Mr Harper said the subsidy allowed for tiresomely frequent elections because "the war chests are always full". The 2 May election will be the country's fourth in seven years.
The end of the subsidy would have the greatest impact on Canada's opposition parties, which are less adept at grassroots fundraising than the Conservatives.
Corporate and union donations are banned in Canadian politics, and the opposition parties have become dependent on the public subsidies for their operations.
Mr Harper's bid in 2008 to end the subsidies provoked an effort by the opposition parties - Liberals and New Democrats, backed by the Bloc Quebecois - to topple his government.
His government was saved only when parliament was suspended.
Campaigning in London, Ontario, Mr Ignatieff, an author and political commentator, pledged Mr Harper would face united resistance from the opposition parties if he were to attempt to end the subsidies.

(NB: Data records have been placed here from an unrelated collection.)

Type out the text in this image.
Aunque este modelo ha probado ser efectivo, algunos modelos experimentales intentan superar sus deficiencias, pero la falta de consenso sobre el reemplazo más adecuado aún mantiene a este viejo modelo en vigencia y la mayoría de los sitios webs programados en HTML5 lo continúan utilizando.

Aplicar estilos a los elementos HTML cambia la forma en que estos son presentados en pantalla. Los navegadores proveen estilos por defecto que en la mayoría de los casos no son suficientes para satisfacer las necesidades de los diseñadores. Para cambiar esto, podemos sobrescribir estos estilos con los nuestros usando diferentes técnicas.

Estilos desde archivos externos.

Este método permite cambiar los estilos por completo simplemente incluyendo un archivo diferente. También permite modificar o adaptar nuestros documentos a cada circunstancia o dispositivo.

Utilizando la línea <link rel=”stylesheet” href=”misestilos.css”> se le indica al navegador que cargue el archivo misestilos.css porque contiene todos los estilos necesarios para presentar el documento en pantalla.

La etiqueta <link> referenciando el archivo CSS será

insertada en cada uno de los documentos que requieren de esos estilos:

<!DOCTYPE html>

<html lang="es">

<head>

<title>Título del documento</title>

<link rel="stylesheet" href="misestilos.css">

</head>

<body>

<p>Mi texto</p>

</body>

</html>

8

"We have a democratic system at the right price - it's economical, it creates a level playing field," he said.
"Do you defend Canadian democracy or do you want to import American-style democracy into this country? I don't think so, because you get big money, you get corruption, you get all the problems that bedevil American democracy."
Leaders of the third- and fourth-largest Canadian parties, Jack Layton of the New Democrats and Gilles Duceppe of the Bloc Quebecois, also denounced Mr Harper's proposal.